One of the most significant topics in fractions is the question of fraction equivalence. Equivalence is the key concept on which our methods for adding, subtracting and comparing fractions are based. Rectangular (square or rectangle) models of fractions are the most powerful for showing equivalence. This is often done by paper folding:
Take a piece of paper, and fold it in thirds, and open it back up. | |
Shade in 2 of the thirds, and label it 2/3. | |
Now fold it in fourths going the other way. When you open it up, you will find that you have 8/12 little rectangles shaded. This is a very tactile way of showing that 2/3 = 8/12. |
This works so nicely because a rectangle has two dimensions you can fold on, not just one. Use one direction for your more reduced fraction, and in the other direction you fold into as many pieces as you would multiply numerator and denominator by. This method also leads nicely to the multiply numerator and denominator rule thusly:
The fraction 2/3 had two pieces shaded. Each piece was chopped into 4 smaller pieces, which means that there are now 2x4=8 small pieces shaded | |
The fraction 2/3 had 3 pieces in all (or in one whole). Each piece was chopped into 4 smaller pieces, which means that there are now 3x4=12 small pieces in a whole |
Many people also teach equivalent fractions using fraction circles and fraction bars, but in these models, students find common denominators by a guess and check method, and the multiplication property is not as easy to see:
With both of these manipulatives, the teacher needs to choose the problems wisely, epecially when looking for commond denominators. Specifically, problems must be chosen so that it is possible to do the problem: fraction circles and fraction bars come in a limited number of sizes. If you are doing 1/3 + 1/5 and your set does not have 15ths, it would be impossible to solve the problem using manipulatives. I should point out that it is a good thing that fraction circles don't come in too many sizes. If you are comparing by hand it may be hard to tell if 10ths or 9ths is a better fit for finding a common denominator, and this problem would get much worse if you were comparing with, say, 14ths and 15ths.

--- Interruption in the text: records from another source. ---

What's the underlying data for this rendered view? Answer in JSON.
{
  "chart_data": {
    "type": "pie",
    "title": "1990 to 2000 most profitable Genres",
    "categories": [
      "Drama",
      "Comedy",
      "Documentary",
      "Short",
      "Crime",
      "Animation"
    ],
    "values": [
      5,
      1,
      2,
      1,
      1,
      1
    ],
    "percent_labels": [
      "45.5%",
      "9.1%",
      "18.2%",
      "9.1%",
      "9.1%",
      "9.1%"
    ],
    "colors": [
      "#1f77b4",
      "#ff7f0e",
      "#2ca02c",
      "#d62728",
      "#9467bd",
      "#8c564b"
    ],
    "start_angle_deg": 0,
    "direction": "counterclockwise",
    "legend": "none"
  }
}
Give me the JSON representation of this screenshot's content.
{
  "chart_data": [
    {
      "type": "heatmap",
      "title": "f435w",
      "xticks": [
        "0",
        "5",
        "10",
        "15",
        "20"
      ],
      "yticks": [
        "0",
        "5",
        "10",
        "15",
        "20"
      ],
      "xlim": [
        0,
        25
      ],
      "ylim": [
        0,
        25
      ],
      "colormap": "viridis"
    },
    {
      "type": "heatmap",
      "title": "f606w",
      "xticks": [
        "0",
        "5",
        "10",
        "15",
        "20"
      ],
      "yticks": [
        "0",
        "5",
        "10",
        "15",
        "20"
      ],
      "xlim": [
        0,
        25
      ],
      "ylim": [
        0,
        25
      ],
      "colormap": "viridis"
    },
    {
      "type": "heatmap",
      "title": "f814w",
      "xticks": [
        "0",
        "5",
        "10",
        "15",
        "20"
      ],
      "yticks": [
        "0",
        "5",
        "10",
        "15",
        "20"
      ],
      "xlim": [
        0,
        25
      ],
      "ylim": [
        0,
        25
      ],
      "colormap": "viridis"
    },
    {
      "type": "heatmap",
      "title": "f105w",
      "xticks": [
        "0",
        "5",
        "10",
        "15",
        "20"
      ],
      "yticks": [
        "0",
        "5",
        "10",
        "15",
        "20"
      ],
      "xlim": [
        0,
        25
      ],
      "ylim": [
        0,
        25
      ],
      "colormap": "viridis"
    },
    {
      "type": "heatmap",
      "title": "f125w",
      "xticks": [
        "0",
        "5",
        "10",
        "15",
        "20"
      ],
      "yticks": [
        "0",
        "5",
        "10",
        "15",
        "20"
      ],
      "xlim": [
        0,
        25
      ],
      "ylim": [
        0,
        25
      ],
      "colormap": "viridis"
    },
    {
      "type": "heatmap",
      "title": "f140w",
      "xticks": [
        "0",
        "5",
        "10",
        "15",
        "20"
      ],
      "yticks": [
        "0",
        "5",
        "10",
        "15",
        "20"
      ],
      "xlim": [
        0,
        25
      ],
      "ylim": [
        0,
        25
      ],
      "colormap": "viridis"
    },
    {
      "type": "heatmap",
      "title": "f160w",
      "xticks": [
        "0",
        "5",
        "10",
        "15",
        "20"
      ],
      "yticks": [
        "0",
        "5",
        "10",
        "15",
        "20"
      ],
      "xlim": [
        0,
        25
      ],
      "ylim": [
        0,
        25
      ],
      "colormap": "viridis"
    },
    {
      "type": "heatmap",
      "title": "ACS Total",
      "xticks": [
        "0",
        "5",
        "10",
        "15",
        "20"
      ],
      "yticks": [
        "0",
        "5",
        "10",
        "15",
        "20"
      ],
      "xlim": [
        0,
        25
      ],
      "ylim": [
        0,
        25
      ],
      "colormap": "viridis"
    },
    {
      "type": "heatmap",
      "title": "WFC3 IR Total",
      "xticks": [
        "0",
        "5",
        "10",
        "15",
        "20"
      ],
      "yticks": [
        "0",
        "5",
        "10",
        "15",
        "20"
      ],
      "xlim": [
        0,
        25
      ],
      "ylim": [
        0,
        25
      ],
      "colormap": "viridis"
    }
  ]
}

Discrete model equivalence is rather tricky too, because the whole changes sizes so dramatically. For example, all of these sets are equivalent to 2/3:
Notice that the three examples on the right are "stacked" (2/3 on top of 2/3 on top of 2/3). This makes it much easier to show the grouping, so that students can visualize that it is equivalent to 2/3:
In this diagram you can see that 6/9 dots are shaded, and that 2/3 groups of dots are shaded |
Being able to make equivalent fractions where the whole is shown as a different size is a valuable skill, but children need time to explore and understand the idea before they are ready to build on it.